How do we get better at writing?
Short answer: write often
I understand there is more to it, but at the end of the day, if you want to improve in a skill you need to practice. To get better at writing you must write frequently.
There are other pieces to it, of course. You should read often, gain feedback on your writing and reflect on ways to improve it, and learn from those who do it well (courses, workshops, conversations, etc.), but if you don’t practice the skill it won’t improve.
Over the past year, I have started writing a lot more. It is something I enjoy and gain fulfillment from. To improve my writing ability and gain feedback, I write on many different platforms.
I primarily write for my physical therapy practice’s blog, my website, and Medium. Nothing out of the ordinary. I have come to realize that writing is similar to exercise.
Let’s say you are trying to set a personal best bench press. First, you need to bench press often. That is the movement pattern you are refining. You would benefit, however, from training your body with a variety of exercises. Pushups, chest flys, lat pulldown, triceps extension, and other exercises that strengthen your upper body will help with your bench press.
The same goes for writing.
If you want to get better at writing for your blog, you need to blog often. There are many other types of writing, though. These other forms of writing are your accessory exercises that will enhance your writing overall.
This is where writing for multiple platforms becomes beneficial.
Interviewing my wife
My brilliant wife, Lindsay Walston, is a real estate agent. If you are unaware, the housing market in the US is an absurd seller’s market currently. I decided to expand outside my wheelhouse — writing about health and wellness — and took on real estate.
Here is where it gets interesting.
To expand my writing style, I interviewed her for many articles.
I learned a lot by reading content on her blog and speaking with her. I learned more about writing by editing the content and reformatting the stories.
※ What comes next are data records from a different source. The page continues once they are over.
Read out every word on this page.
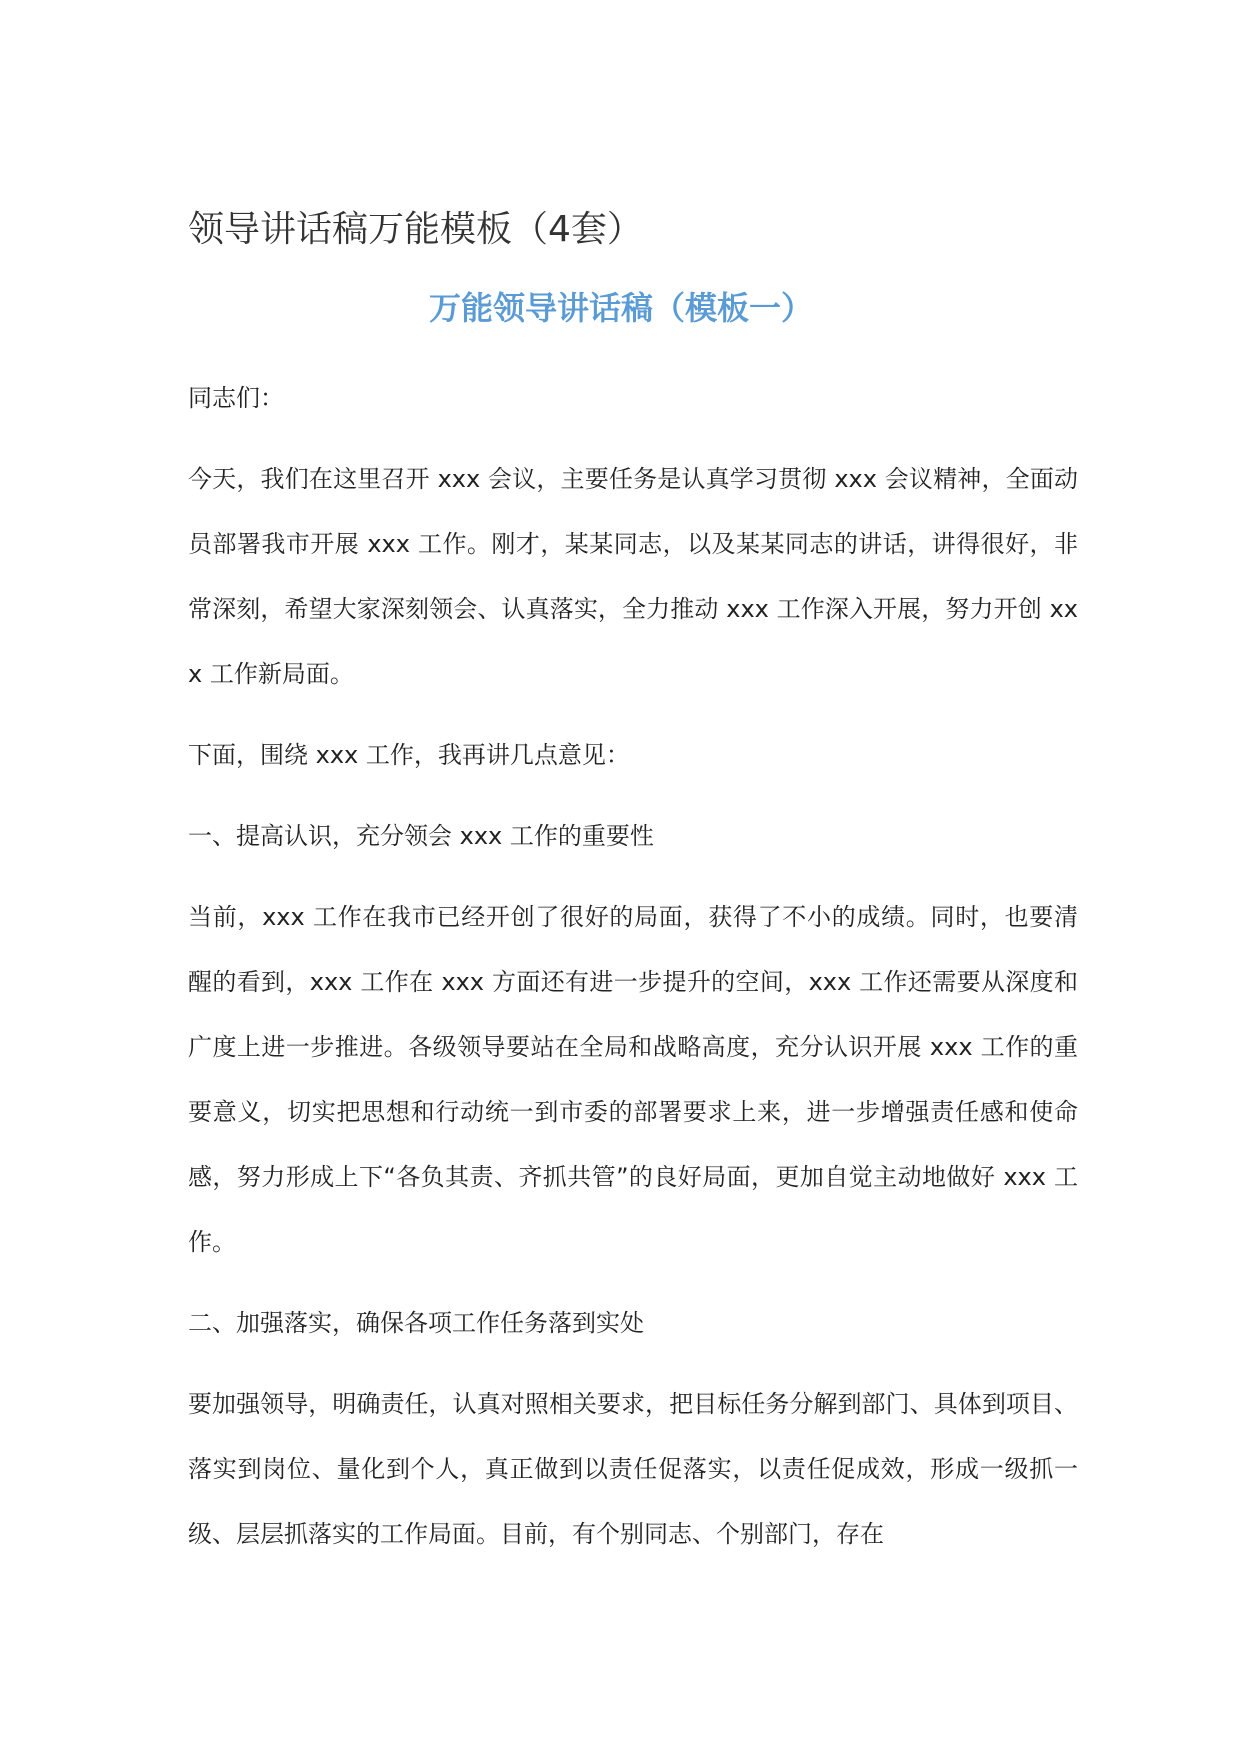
领导讲话稿万能模板（4套）
万能领导讲话稿（模板一）

同志们：

今天，我们在这里召开 xxx 会议，主要任务是认真学习贯彻 xxx 会议精神，全面动员部署我市开展 xxx 工作。刚才，某某同志，以及某某同志的讲话，讲得很好，非常深刻，希望大家深刻领会、认真落实，全力推动 xxx 工作深入开展，努力开创 xxx 工作新局面。

下面，围绕 xxx 工作，我再讲几点意见：

一、提高认识，充分领会 xxx 工作的重要性

当前，xxx 工作在我市已经开创了很好的局面，获得了不小的成绩。同时，也要清醒的看到，xxx 工作在 xxx 方面还有进一步提升的空间，xxx 工作还需要从深度和广度上进一步推进。各级领导要站在全局和战略高度，充分认识开展 xxx 工作的重要意义，切实把思想和行动统一到市委的部署要求上来，进一步增强责任感和使命感，努力形成上下“各负其责、齐抓共管”的良好局面，更加自觉主动地做好 xxx 工作。

二、加强落实，确保各项工作任务落到实处

要加强领导，明确责任，认真对照相关要求，把目标任务分解到部门、具体到项目、落实到岗位、量化到个人，真正做到以责任促落实，以责任促成效，形成一级抓一级、层层抓落实的工作局面。目前，有个别同志、个别部门，存在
Building an audience on LinkedIn
Part of building an audience on any social media platform is understanding the platform. On LinkedIn, for example, you will increase your posts reach if you put the link to an article in the comments instead of the body of the original post.
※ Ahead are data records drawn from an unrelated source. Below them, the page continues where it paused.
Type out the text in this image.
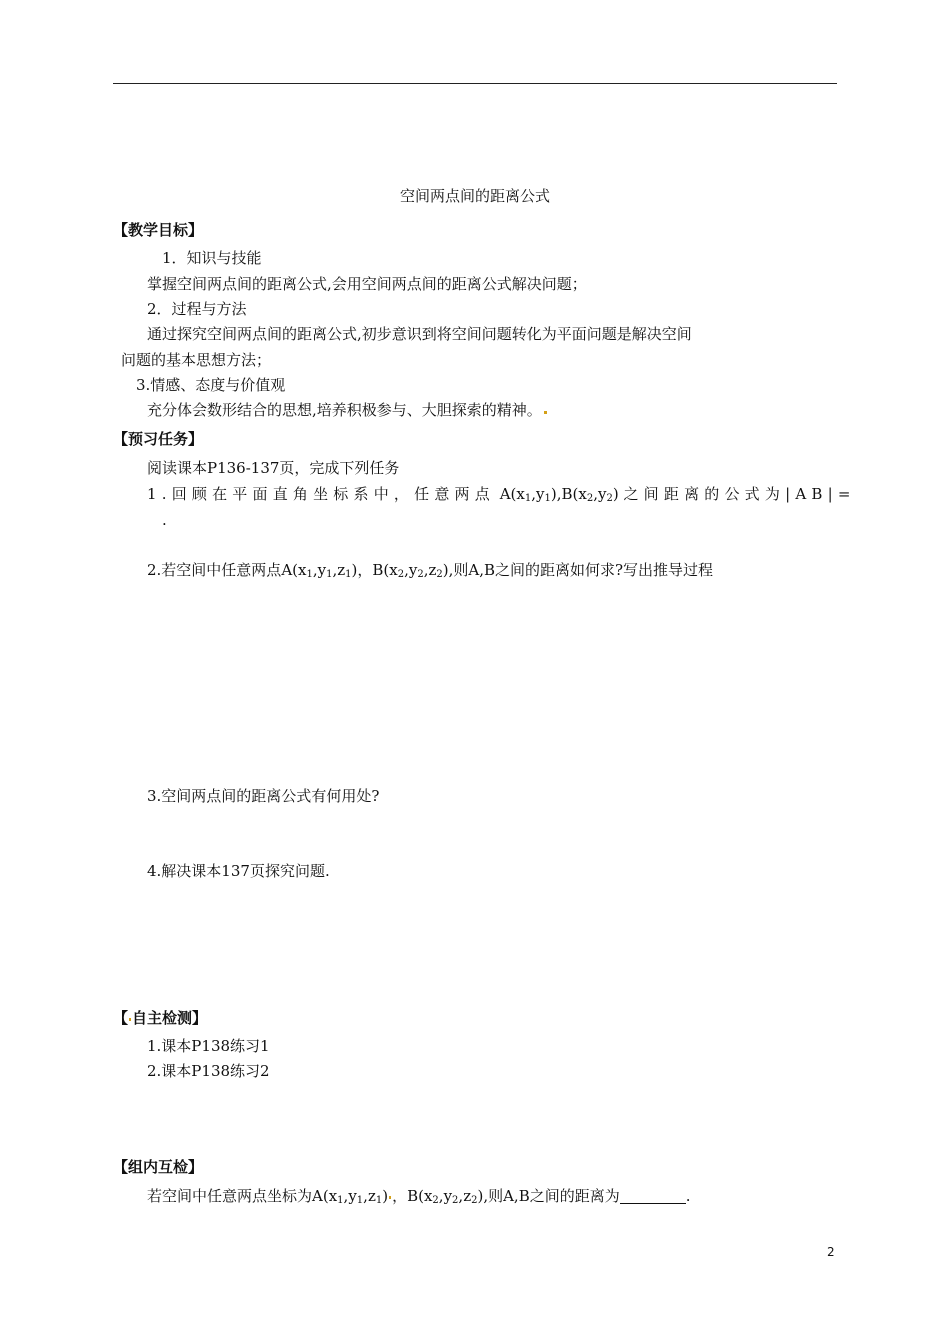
空间两点间的距离公式
【教学目标】
1．知识与技能
掌握空间两点间的距离公式,会用空间两点间的距离公式解决问题；
2．过程与方法
通过探究空间两点间的距离公式,初步意识到将空间问题转化为平面问题是解决空间
问题的基本思想方法；
3.情感、态度与价值观
充分体会数形结合的思想,培养积极参与、大胆探索的精神。
【预习任务】
阅读课本P136-137页，完成下列任务
1.回顾在平面直角坐标系中，任意两点 $A(x_1,y_1),B(x_2,y_2)$ 之间距离的公式为|AB|=
.
2.若空间中任意两点$A(x_1,y_1,z_1)$，$B(x_2,y_2,z_2)$,则A,B之间的距离如何求?写出推导过程
3.空间两点间的距离公式有何用处?
4.解决课本137页探究问题.
【 自主检测】
1.课本P138练习1
2.课本P138练习2
【组内互检】
若空间中任意两点坐标为$A(x_1,y_1,z_1)$ ，$B(x_2,y_2,z_2)$,则A,B之间的距离为	.
2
Without an attractive post and meaningful message, however, the views will remain low and the interactions will be few.
Historically, my engagement on LinkedIn was subpar. I would get 150–350 views on a post and a handful of interactions. Since I started treating my opening lines like headlines, my engagement has taken off.
Here are examples in back to back posts:
Which stands out more to you?
Social media can help drive eyeballs to your writing and build up your email list. Those things won’t happen unless you are able to draw the reader in. Blogs often rely on the headline for an initial click while social media gives you a couple of lines.
Use them well.
Think of the content on social media as the beginning of an article. You want to draw the reader in. On the flip side, writing more on LinkedIn and learning how to drive engagement on all of my social media platforms has helped me with the beginning sections of my articles.
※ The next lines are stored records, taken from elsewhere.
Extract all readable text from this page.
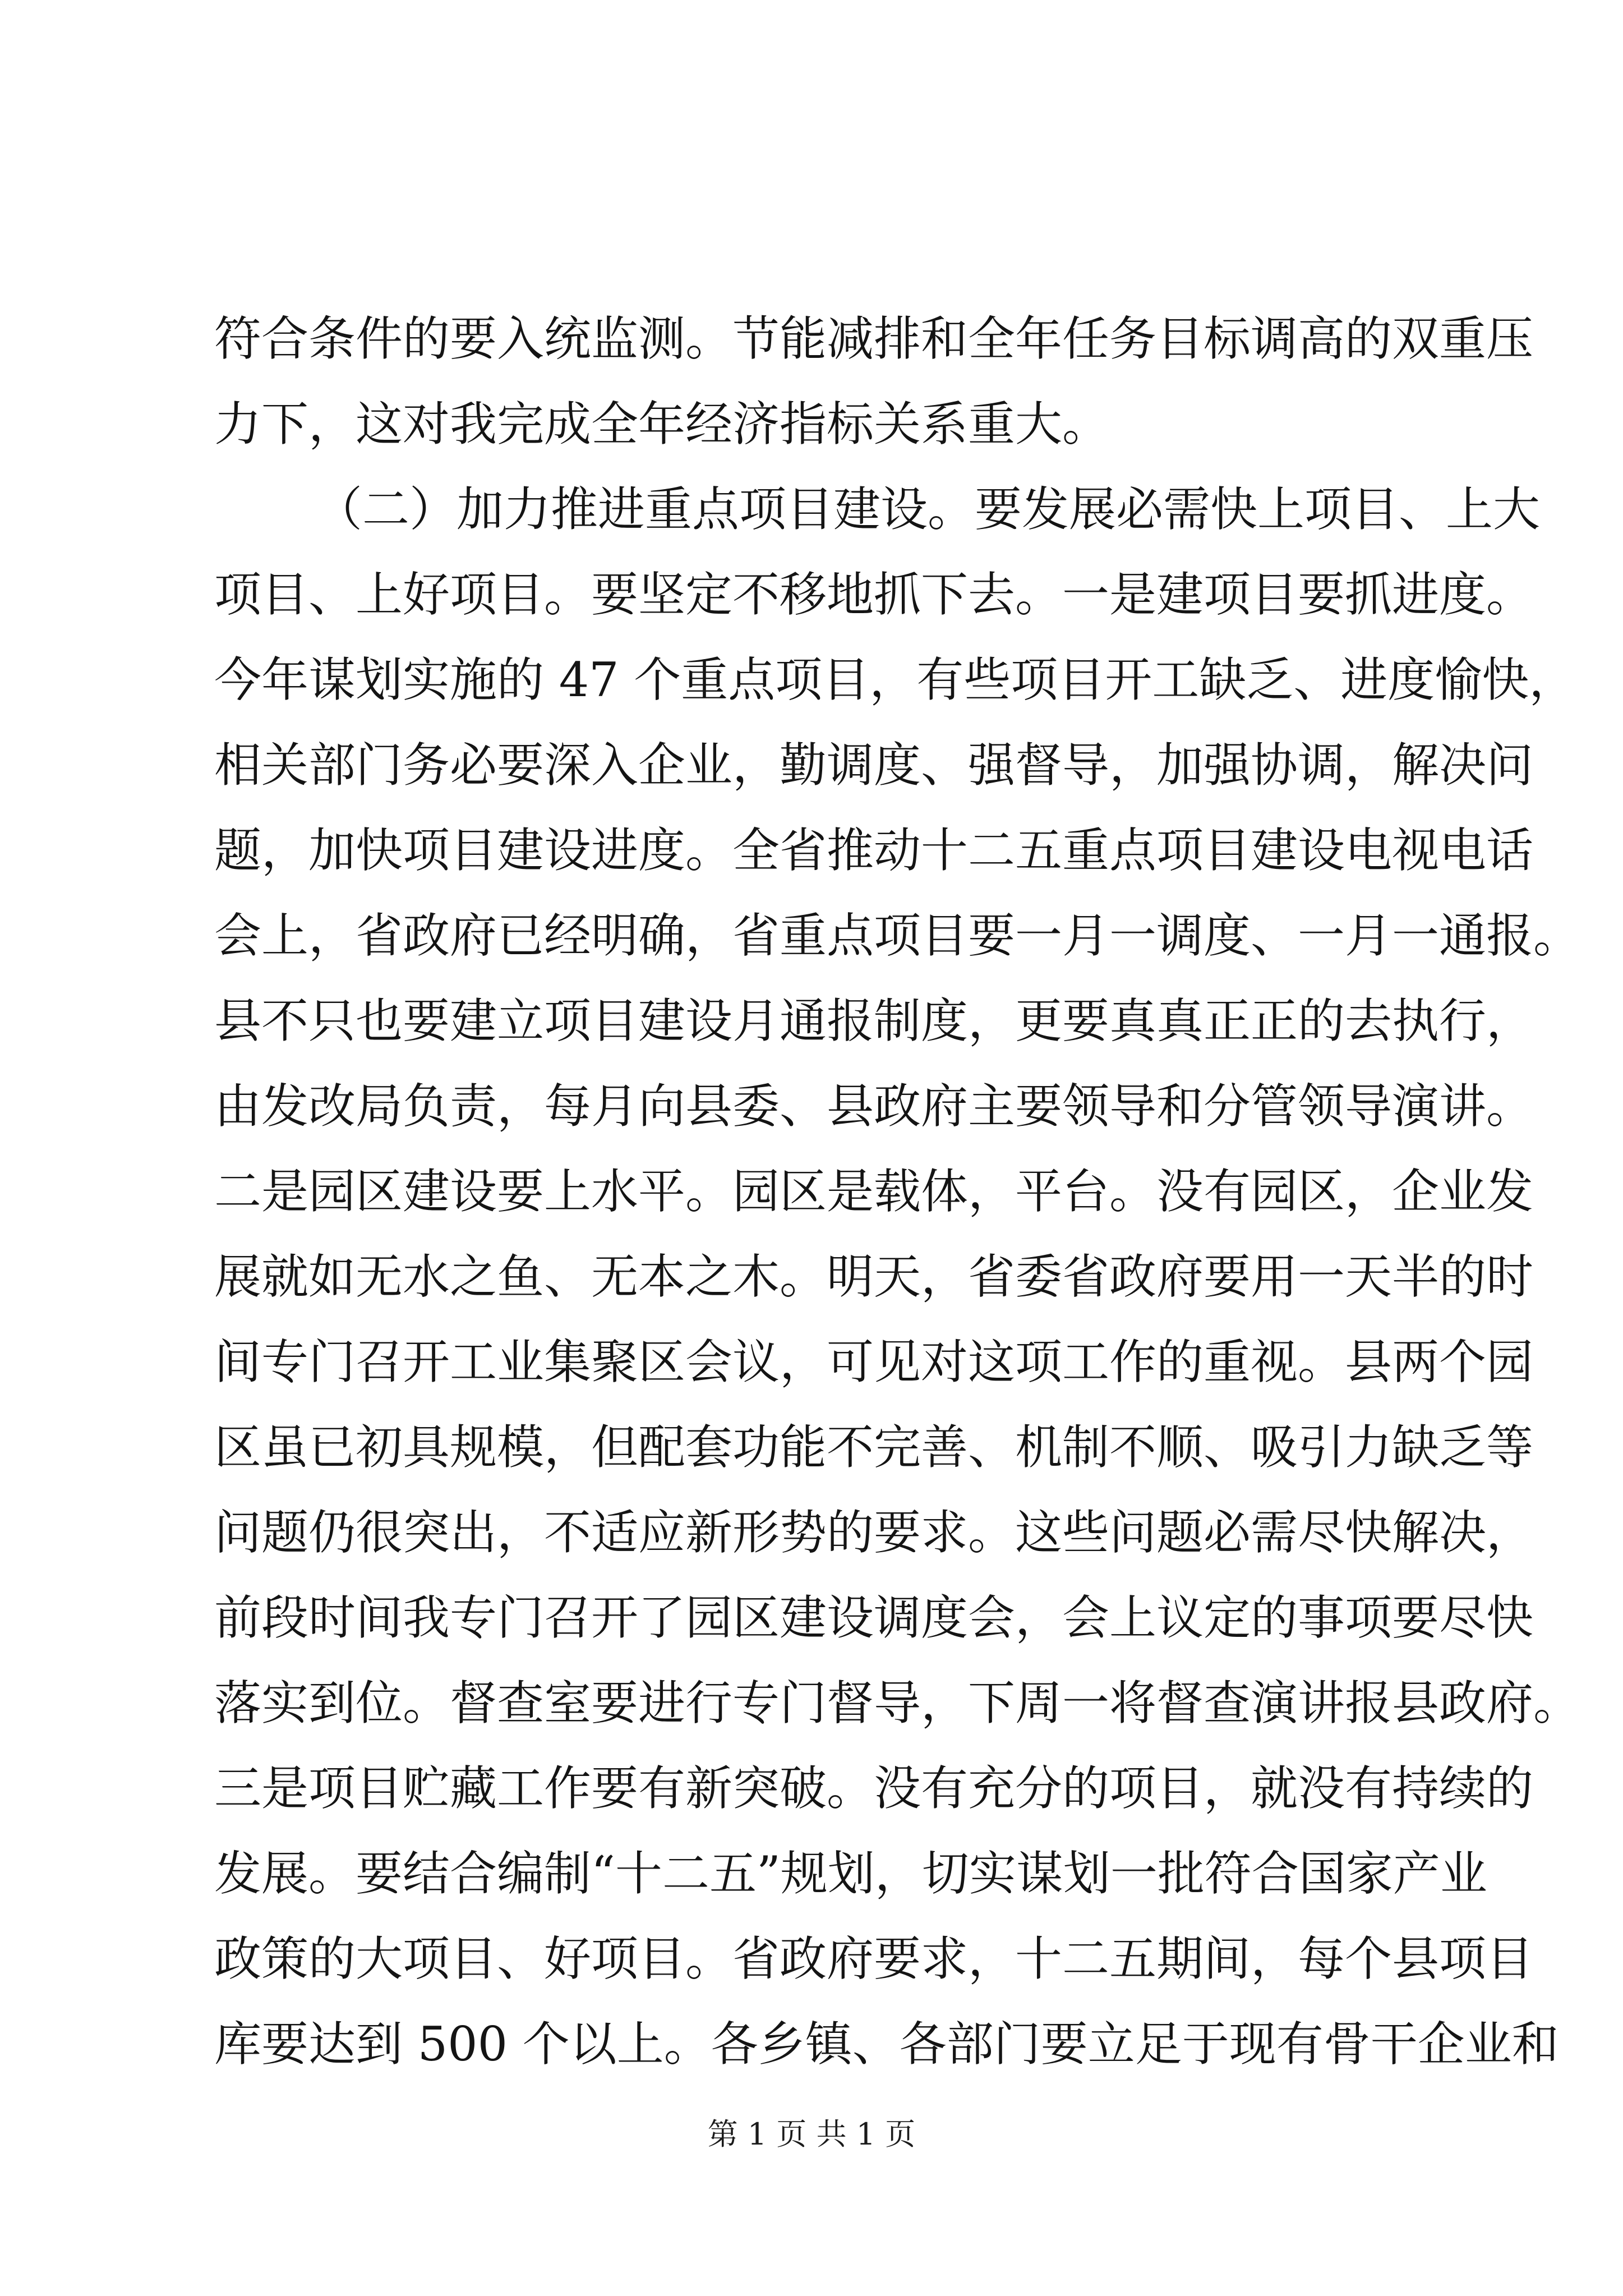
符合条件的要入统监测。节能减排和全年任务目标调高的双重压
力下，这对我完成全年经济指标关系重大。
（二）加力推进重点项目建设。要发展必需快上项目、上大
项目、上好项目。要坚定不移地抓下去。一是建项目要抓进度。
今年谋划实施的 47 个重点项目，有些项目开工缺乏、进度愉快，
相关部门务必要深入企业，勤调度、强督导，加强协调，解决问
题，加快项目建设进度。全省推动十二五重点项目建设电视电话
会上，省政府已经明确，省重点项目要一月一调度、一月一通报。
县不只也要建立项目建设月通报制度，更要真真正正的去执行，
由发改局负责，每月向县委、县政府主要领导和分管领导演讲。
二是园区建设要上水平。园区是载体，平台。没有园区，企业发
展就如无水之鱼、无本之木。明天，省委省政府要用一天半的时
间专门召开工业集聚区会议，可见对这项工作的重视。县两个园
区虽已初具规模，但配套功能不完善、机制不顺、吸引力缺乏等
问题仍很突出，不适应新形势的要求。这些问题必需尽快解决，
前段时间我专门召开了园区建设调度会，会上议定的事项要尽快
落实到位。督查室要进行专门督导，下周一将督查演讲报县政府。
三是项目贮藏工作要有新突破。没有充分的项目，就没有持续的
发展。要结合编制“十二五”规划，切实谋划一批符合国家产业
政策的大项目、好项目。省政府要求，十二五期间，每个县项目
库要达到 500 个以上。各乡镇、各部门要立足于现有骨干企业和
第 1 页 共 1 页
Investing in my coworkers through email
It’s easy to forget about the power of writing outside of published material.
Fill an email with grammatical errors and your coworker will question your overall capabilities. Throw multiple spelling errors in each PowerPoint slide will distract an audience from the intended message. Write a proposal with the voice of a fourth-grader and the project may never progress to the next stage.
As the National Director of Quality and Research and Orthopedic Residency Program Coordinator for a large physical therapy practice, training and communication are regular components of my job.
Writing research manuscripts involves multiple drafts and editors. It is a skill to develop and a writing type that can interfere with other writing, such as blogs, but my greatest influence lies in other writing.
My regular practice-wide emails about clinical quality, the latest research, and practice outcomes are used as springboards for meaningful discussions in the clinic.
Well, that’s the theory.
When I first started writing newsletters to my coworkers, I wrote expansive, deep dives into the research. I wrote as if I was writing to a practice of researchers. As you can imagine, the engagement was minimal.
It wasn’t until I started seeking feedback — surveys are valuable tools — that I realized my writing was missing the mark.
Now, I write shorter snippets with greater frequency. I provide resources that allow for further exploration into the topic but my writing hits the main points early and often. I give my coworkers the highlight reel rather than rewriting a manuscript.
The engagement has soared while my frustrations have fallen.
Common themes across all writing
While we may tweak the style of our writing for the audience and method of delivery — social media vs. blog vs. formal proposal — many of the same principles remain.
Use the fewest words necessary to effectively deliver the message. Know your audience and tailor the message to them. Eradicate grammatical mistakes. Be authentic. Do your homework.
There are other writing tips, tricks, and insights to learn and refine, but the overarching themes remain. To develop those skills, however, you have to write in different formats for different audiences. You also need a mechanism of feedback and to reflect on ways to improve your writing.
Writing well is challenging and it is only the first step. If you can’t engage your audience on the platform you selected, the quality of the writing becomes irrelevant.
I have much to learn in both writing and engagement and I will continue learning through action, feedback, and reflection.